Prior to this game I had been contacted by baseball fanatic, Donald Lancaster.  Don is a retired school teacher from Pennsylvania and was interested in my venture.  I contacted Don and we watched the game together.  He was a member of the local sabbermetrics group, but was more interested in the social history of the game.  Throughout the match he kept score, like I used to do at cricket matches back in the day.  He had been fortunate to view games throughout the Pirates history at the three more recent stadiums of Forbes, Three Rivers and of course here at PNC.  Don was able to supply me with some great yarns.


My favourite was the 13 October story.  This was the day, back in 1960 at Forbes Field, when the Bucs last won the World Series on the back of a Bill Mazeroski walk off home run. In 1970 the Pirates moved to Three Rivers Stadium, but on 13 October one faithful fan grabbed a tape of the 1960 victory and went back to the site of the old Forbes Field and re-lived the moments of Mazeroski and Pittsburgh winning that game.  Since then, on 13 October the number of people carrying out this little ritual has grown.  In 2010 on the fiftieth anniversary, Mazeroski himself and a number of his former team mates turned up to re-enact the occasion.  This is a really unique occurrence and I would love to be able to do it.  Unfortunately because of my travel schedule it is impossible, but a great little yarn.  My thoughts will be with Don Lancaster and the Bucs faithful on 13 October this year and every year in the future.

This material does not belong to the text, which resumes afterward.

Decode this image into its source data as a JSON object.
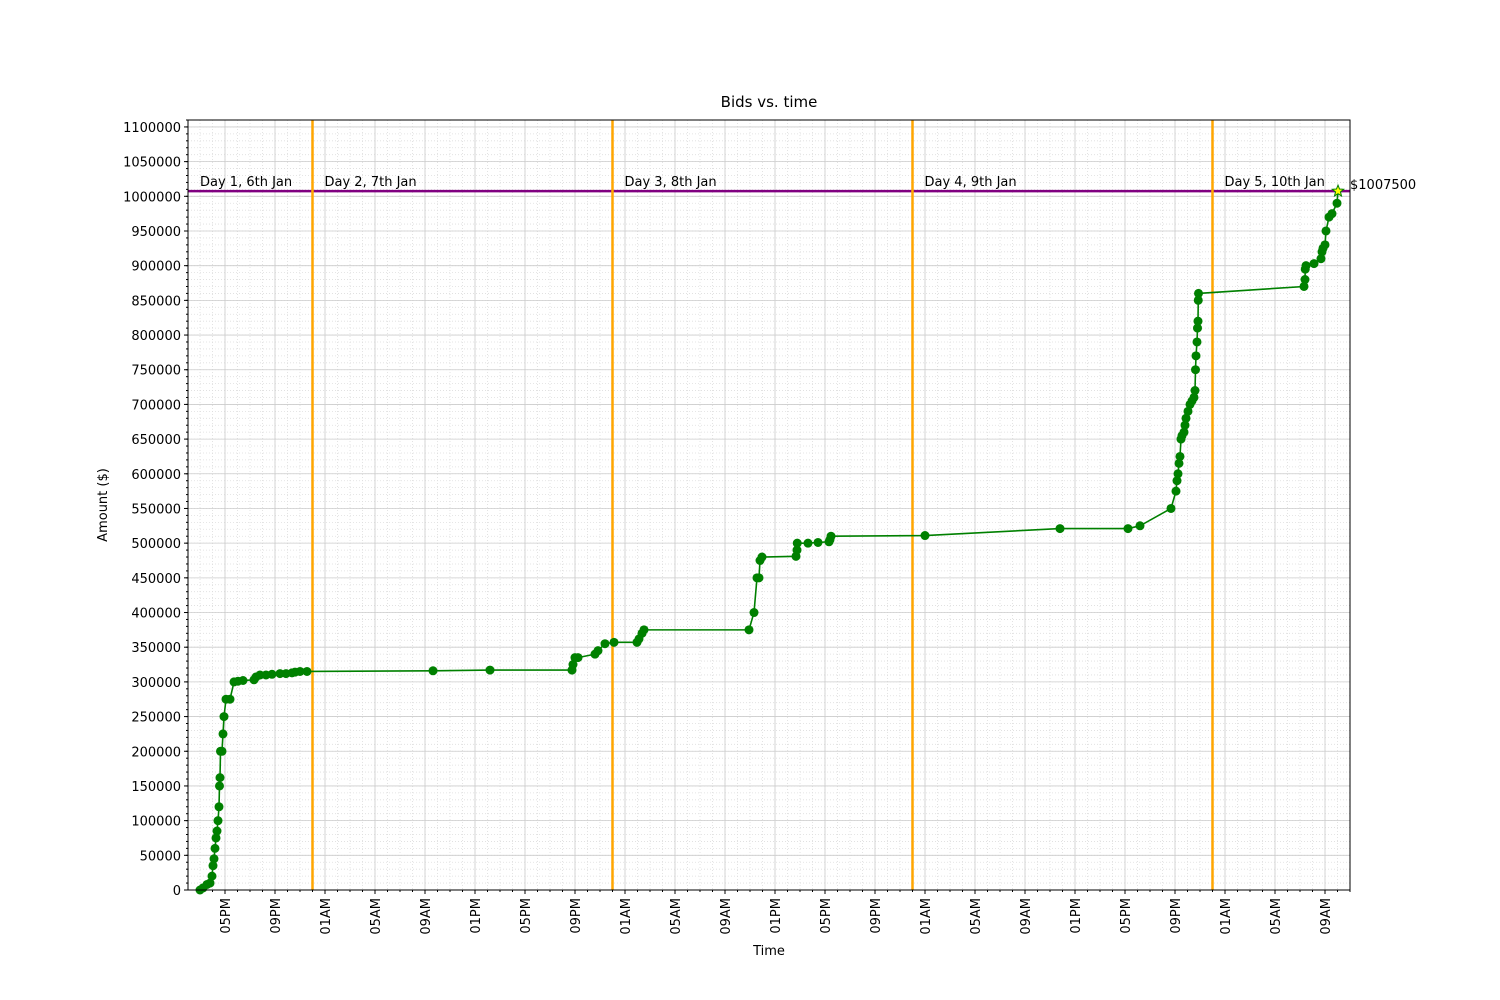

At the conclusion of the game Don showed us around all the nooks and crannies of the great ballpark.  We walked together back across the Allegheny and bode farewell, promising to keep in touch in the future.  Don was a real gentleman and the heart and soul of the fabric that keeps this great game going.  For his sake I hoped his beloved Bucs could get up for the remainder of the season.  I wasn’t holding my breath though.

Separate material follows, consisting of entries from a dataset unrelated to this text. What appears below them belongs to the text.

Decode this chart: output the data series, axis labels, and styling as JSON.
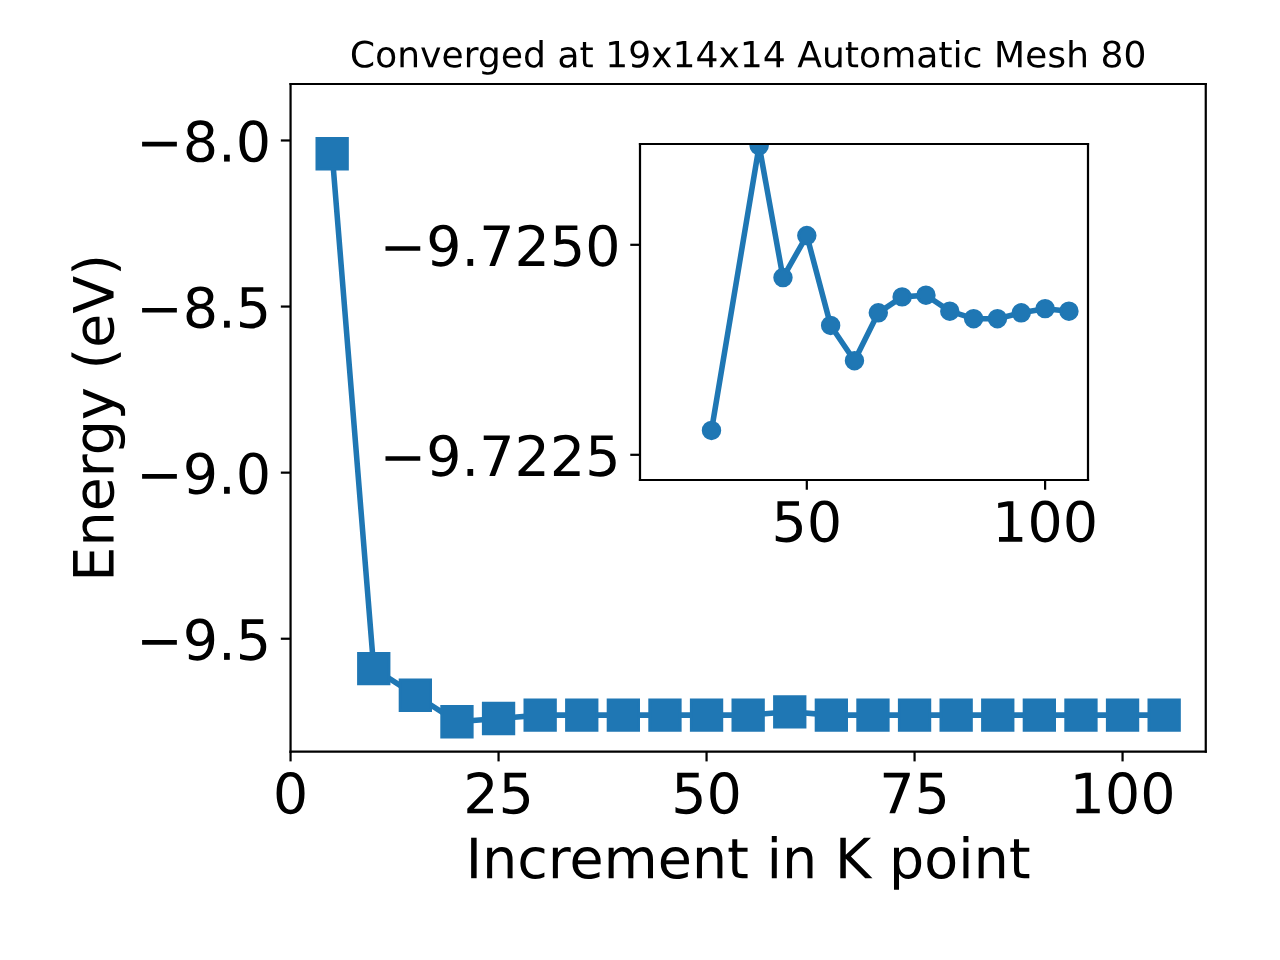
{
  "chart_data": [
    {
      "type": "line",
      "title": "Converged at 19x14x14 Automatic Mesh 80",
      "xlabel": "Increment in K point",
      "ylabel": "Energy (eV)",
      "x": [
        5,
        10,
        15,
        20,
        25,
        30,
        35,
        40,
        45,
        50,
        55,
        60,
        65,
        70,
        75,
        80,
        85,
        90,
        95,
        100,
        105
      ],
      "series": [
        {
          "color": "#1f77b4",
          "values": [
            -8.04,
            -9.59,
            -9.67,
            -9.75,
            -9.74,
            -9.73,
            -9.73,
            -9.73,
            -9.73,
            -9.73,
            -9.73,
            -9.72,
            -9.73,
            -9.73,
            -9.73,
            -9.73,
            -9.73,
            -9.73,
            -9.73,
            -9.73,
            -9.73
          ]
        }
      ],
      "xlim": [
        0,
        110
      ],
      "ylim": [
        -9.84,
        -7.83
      ],
      "xticks": [
        0,
        25,
        50,
        75,
        100
      ],
      "yticks": [
        {
          "value": -9.5,
          "label": "−9.5"
        },
        {
          "value": -9.0,
          "label": "−9.0"
        },
        {
          "value": -8.5,
          "label": "−8.5"
        },
        {
          "value": -8.0,
          "label": "−8.0"
        }
      ],
      "marker": "square",
      "line_style": "solid",
      "grid": false,
      "legend": false
    },
    {
      "type": "line",
      "x": [
        30,
        40,
        45,
        50,
        55,
        60,
        65,
        70,
        75,
        80,
        85,
        90,
        95,
        100,
        105
      ],
      "series": [
        {
          "color": "#1f77b4",
          "values": [
            -9.72279,
            -9.72618,
            -9.72461,
            -9.72511,
            -9.72404,
            -9.72362,
            -9.72419,
            -9.72438,
            -9.7244,
            -9.72421,
            -9.72412,
            -9.72412,
            -9.72419,
            -9.72424,
            -9.72421
          ]
        }
      ],
      "xlim": [
        15,
        109
      ],
      "ylim": [
        -9.7222,
        -9.7262
      ],
      "xticks": [
        50,
        100
      ],
      "yticks": [
        {
          "value": -9.725,
          "label": "−9.7250"
        },
        {
          "value": -9.7225,
          "label": "−9.7225"
        }
      ],
      "marker": "circle",
      "line_style": "solid",
      "grid": false,
      "legend": false
    }
  ]
}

Born and bred in Christchurch, I played Senior cricket for East Shirley and rugby for Shirley and Hornby. Moved to Wellington and played Senior cricket for Wellington Collegians abd rugby for WCOB and Harlequins.
Now a PE teacher at Nelson College. I coached the Nelson College 1st XV 2000-2008 and Nelson Rugby Football Club (tap...tap) 2009-2011.
CONTACT: grugby@vodafone.co.nz


  • Guest
    Donald Lancaster Thursday, 30 August 2012

    I enjoyed watching and talking with you during the game.

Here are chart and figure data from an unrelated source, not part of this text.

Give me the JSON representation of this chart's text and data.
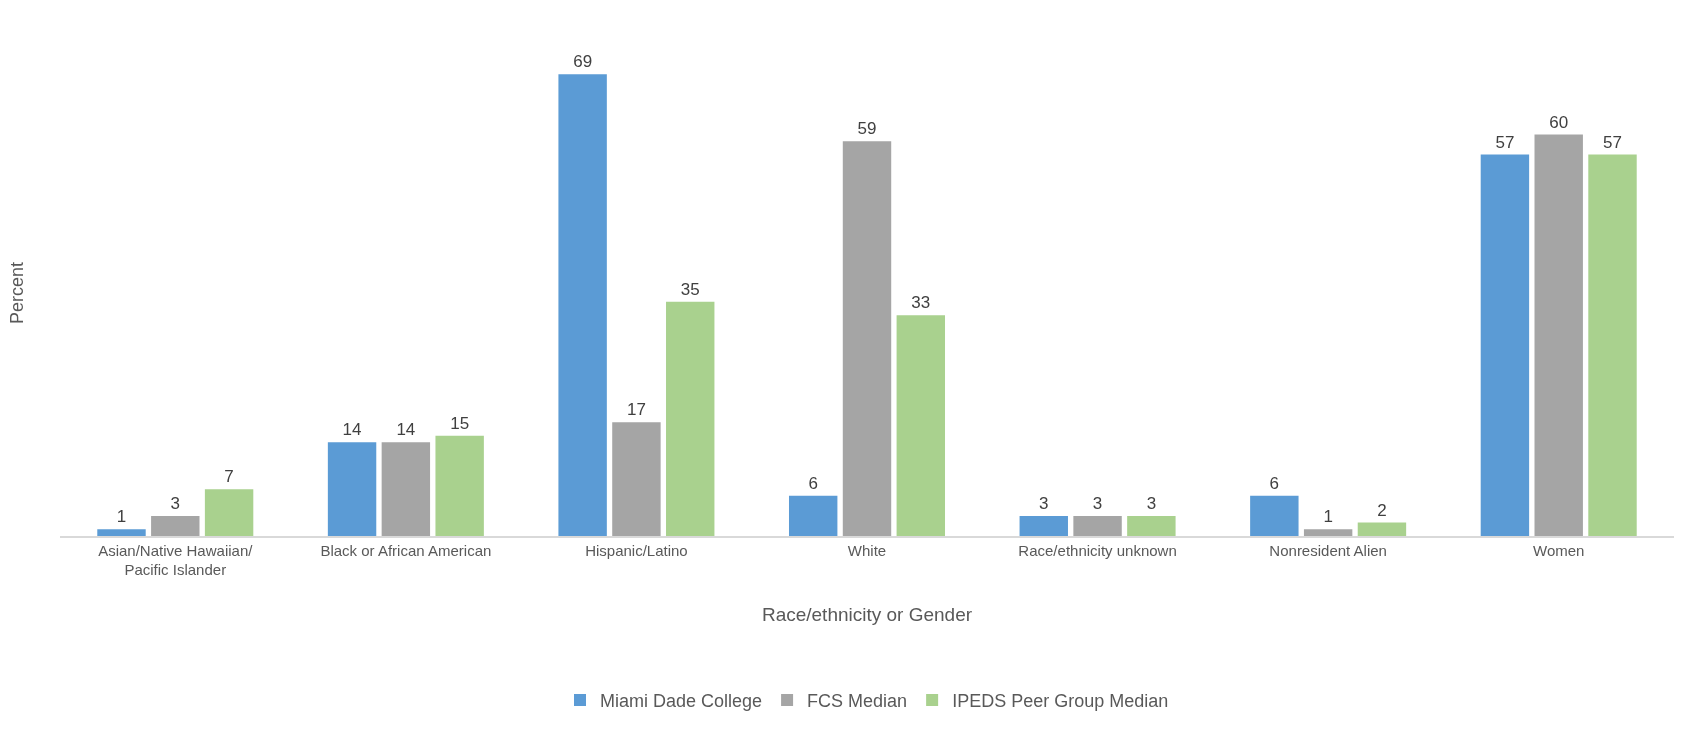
{
  "chart_data": {
    "type": "bar",
    "xlabel": "Race/ethnicity or Gender",
    "ylabel": "Percent",
    "categories": [
      "Asian/Native Hawaiian/Pacific Islander",
      "Black or African American",
      "Hispanic/Latino",
      "White",
      "Race/ethnicity unknown",
      "Nonresident Alien",
      "Women"
    ],
    "series": [
      {
        "name": "Miami Dade College",
        "color": "#5b9bd5",
        "values": [
          1,
          14,
          69,
          6,
          3,
          6,
          57
        ]
      },
      {
        "name": "FCS Median",
        "color": "#a5a5a5",
        "values": [
          3,
          14,
          17,
          59,
          3,
          1,
          60
        ]
      },
      {
        "name": "IPEDS Peer Group Median",
        "color": "#a9d18e",
        "values": [
          7,
          15,
          35,
          33,
          3,
          2,
          57
        ]
      }
    ],
    "data_labels": true,
    "grid": false,
    "legend": "bottom",
    "tick_labels": "x"
  }
}
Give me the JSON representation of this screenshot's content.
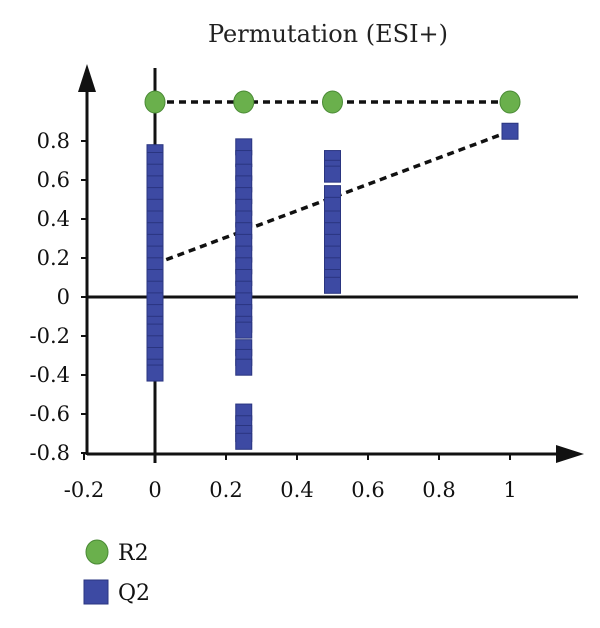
{
  "chart_data": {
    "type": "scatter",
    "title": "Permutation (ESI+)",
    "xlabel": "",
    "ylabel": "",
    "xlim": [
      -0.2,
      1.15
    ],
    "ylim": [
      -0.8,
      1.05
    ],
    "x_ticks": [
      "-0.2",
      "0",
      "0.2",
      "0.4",
      "0.6",
      "0.8",
      "1"
    ],
    "x_tick_values": [
      -0.2,
      0,
      0.2,
      0.4,
      0.6,
      0.8,
      1
    ],
    "y_ticks": [
      "0.8",
      "0.6",
      "0.4",
      "0.2",
      "0",
      "-0.2",
      "-0.4",
      "-0.6",
      "-0.8"
    ],
    "y_tick_values": [
      0.8,
      0.6,
      0.4,
      0.2,
      0,
      -0.2,
      -0.4,
      -0.6,
      -0.8
    ],
    "grid": false,
    "legend": "bottom-left",
    "series": [
      {
        "name": "R2",
        "marker": "circle",
        "color": "#6ab04c",
        "points": [
          [
            0,
            1.0
          ],
          [
            0.25,
            1.0
          ],
          [
            0.5,
            1.0
          ],
          [
            1.0,
            1.0
          ]
        ],
        "regression": [
          [
            0,
            1.0
          ],
          [
            1.0,
            1.0
          ]
        ]
      },
      {
        "name": "Q2",
        "marker": "square",
        "color": "#3d4aa3",
        "points": [
          [
            0,
            0.74
          ],
          [
            0,
            0.7
          ],
          [
            0,
            0.64
          ],
          [
            0,
            0.58
          ],
          [
            0,
            0.52
          ],
          [
            0,
            0.46
          ],
          [
            0,
            0.4
          ],
          [
            0,
            0.34
          ],
          [
            0,
            0.28
          ],
          [
            0,
            0.22
          ],
          [
            0,
            0.16
          ],
          [
            0,
            0.1
          ],
          [
            0,
            0.04
          ],
          [
            0,
            -0.02
          ],
          [
            0,
            -0.08
          ],
          [
            0,
            -0.14
          ],
          [
            0,
            -0.18
          ],
          [
            0,
            -0.24
          ],
          [
            0,
            -0.3
          ],
          [
            0,
            -0.36
          ],
          [
            0,
            -0.39
          ],
          [
            0.25,
            0.77
          ],
          [
            0.25,
            0.71
          ],
          [
            0.25,
            0.64
          ],
          [
            0.25,
            0.58
          ],
          [
            0.25,
            0.52
          ],
          [
            0.25,
            0.46
          ],
          [
            0.25,
            0.4
          ],
          [
            0.25,
            0.34
          ],
          [
            0.25,
            0.28
          ],
          [
            0.25,
            0.22
          ],
          [
            0.25,
            0.16
          ],
          [
            0.25,
            0.1
          ],
          [
            0.25,
            0.04
          ],
          [
            0.25,
            -0.02
          ],
          [
            0.25,
            -0.08
          ],
          [
            0.25,
            -0.14
          ],
          [
            0.25,
            -0.17
          ],
          [
            0.25,
            -0.26
          ],
          [
            0.25,
            -0.31
          ],
          [
            0.25,
            -0.36
          ],
          [
            0.25,
            -0.59
          ],
          [
            0.25,
            -0.65
          ],
          [
            0.25,
            -0.7
          ],
          [
            0.25,
            -0.74
          ],
          [
            0.5,
            0.71
          ],
          [
            0.5,
            0.66
          ],
          [
            0.5,
            0.63
          ],
          [
            0.5,
            0.53
          ],
          [
            0.5,
            0.47
          ],
          [
            0.5,
            0.4
          ],
          [
            0.5,
            0.34
          ],
          [
            0.5,
            0.28
          ],
          [
            0.5,
            0.22
          ],
          [
            0.5,
            0.16
          ],
          [
            0.5,
            0.1
          ],
          [
            0.5,
            0.06
          ],
          [
            1.0,
            0.85
          ]
        ],
        "regression": [
          [
            0,
            0.17
          ],
          [
            1.0,
            0.85
          ]
        ]
      }
    ]
  }
}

    I think the common thread for sports fans are the experiences we had as children attending games with our fathers. As I said on Sunday, every time I enter a ballpark, a part of me is that kid again. There is that twinge of excitement, of seeing the tailored grass pitch. Also there are the sounds of vendors and fans and a sometimes palpable excited tension in the crowd, especially if it is a big match.

    I attended the Pittsburgh Pirates game two days later and it was a totally different atmosphere in the stands. It was a "must win" game for Pittsburgh as they were playing the team directly above them on the ladder, the St. Louis Cardinals. Pittsburgh made key plays and had timely hits in defeating St. Louis, 9-0.

    I look forward to reading about more of your experiences.

  • Peter Grigg
    Peter Grigg Thursday, 30 August 2012

    Thanks to you for a great day out. Go Bucs!!!